ITインフラSummit 2017のソリューション講演では、ニフティの斉藤尊比古氏が登壇。業務の効率化やコスト削減を目的とした守りのIT活用だけでなく、新事業の開発や顧客接点の創造といった攻めのIT活用を実現する第一歩として、クラウドに移行することの重要性を訴えた。

ニフティ クラウド事業部クラウドインフラ部課長 斉藤 尊比古 氏
ニフティ クラウド事業部クラウドインフラ部課長 斉藤 尊比古 氏

 「アプリケーションとハードウエアの更新頻度は一致しない。ハードウエアについては、自前で調達するのではなく、クラウドに任せるのが効果的だ」。斉藤氏はクラウドの意義をこう説明する。クラウド上で動かすアプリケーションに関しても、今後はクラウドを前提としたものを使うようになるという。

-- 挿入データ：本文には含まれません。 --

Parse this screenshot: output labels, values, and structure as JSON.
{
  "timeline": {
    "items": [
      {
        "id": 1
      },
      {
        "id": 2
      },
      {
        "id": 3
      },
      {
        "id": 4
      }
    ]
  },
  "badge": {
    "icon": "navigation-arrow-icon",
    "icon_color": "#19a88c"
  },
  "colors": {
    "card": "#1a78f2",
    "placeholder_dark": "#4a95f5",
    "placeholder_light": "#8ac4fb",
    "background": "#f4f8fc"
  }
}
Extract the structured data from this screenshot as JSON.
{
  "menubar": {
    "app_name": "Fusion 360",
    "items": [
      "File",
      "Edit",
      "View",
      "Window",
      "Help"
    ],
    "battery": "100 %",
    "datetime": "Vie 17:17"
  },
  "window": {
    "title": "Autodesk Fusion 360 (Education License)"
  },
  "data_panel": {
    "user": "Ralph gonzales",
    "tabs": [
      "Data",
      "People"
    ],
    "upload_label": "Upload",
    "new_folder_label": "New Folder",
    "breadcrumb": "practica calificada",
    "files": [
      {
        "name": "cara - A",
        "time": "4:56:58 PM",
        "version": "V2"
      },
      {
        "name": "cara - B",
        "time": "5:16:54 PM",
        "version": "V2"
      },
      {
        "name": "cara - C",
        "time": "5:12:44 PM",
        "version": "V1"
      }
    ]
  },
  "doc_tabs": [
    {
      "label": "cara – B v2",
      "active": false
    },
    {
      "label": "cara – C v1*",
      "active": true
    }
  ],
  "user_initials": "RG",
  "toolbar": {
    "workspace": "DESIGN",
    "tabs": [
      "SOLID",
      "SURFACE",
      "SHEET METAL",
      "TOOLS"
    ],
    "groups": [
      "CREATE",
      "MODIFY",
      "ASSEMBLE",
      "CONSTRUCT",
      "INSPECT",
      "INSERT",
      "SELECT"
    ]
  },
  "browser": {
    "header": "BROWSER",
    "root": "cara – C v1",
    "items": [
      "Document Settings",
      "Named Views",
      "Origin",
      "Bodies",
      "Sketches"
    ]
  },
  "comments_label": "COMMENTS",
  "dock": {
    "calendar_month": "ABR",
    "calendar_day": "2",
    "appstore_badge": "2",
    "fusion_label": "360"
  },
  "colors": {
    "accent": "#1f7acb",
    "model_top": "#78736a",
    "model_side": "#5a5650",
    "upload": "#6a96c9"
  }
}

 ニフティは現在、米VMwareのサーバー仮想化ソフトを利用したクラウドサービス「ニフティクラウド」を提供している。データセンターは、東日本地域に2拠点、西日本地域と北米に各1拠点あり、スペックも様々な43タイプのサーバーを用意している。

 可用性対策として、高可用性クラスタリングのVMware HA機能を標準で提供し、物理サーバーが故障した場合も別の物理サーバーに切り替えて、約5分で仮想サーバーを復旧させるという。ストレージもRAID6相当の冗長化をしており、ディスクが2基同時に壊れてもデータが守られる。

 「オンプレミス環境がVMware環境の場合は、簡単にニフティクラウドに移行できる」と斉藤氏。仮想サーバーのイメージファイル(OVF形式)をネットワーク経由でアップロードしてクラウドにインポートできるほか、ハードディスクを介してクラウド環境に持ち込める。

 講演の中盤は、ニフティ自身が本社移転にともない、システムをニフティクラウドに移行した事例を紹介した。移転前は、本社のサーバールームに開発環境を置いていたが、新社屋にはサーバールームが無いため、クラウドに移行したという。

 最後に斉藤氏は、クラウド移行にあたって知っておくとよいポイントをいくつか示した。まず、仮想サーバーへの移行後、ハードディスクが認識されない場合がある。このトラブルの多くは、RAIDドライバに起因しており、VMware Toolsを使った標準ドライバの上書きによって解決する。

 また、移行時にも、オンプレミスで稼働中のサーバーを停止させたくないというケースについては、VMware vCenter Converterのように、サーバーを停止することなく仮想化環境に移行できるツールが有効だとした。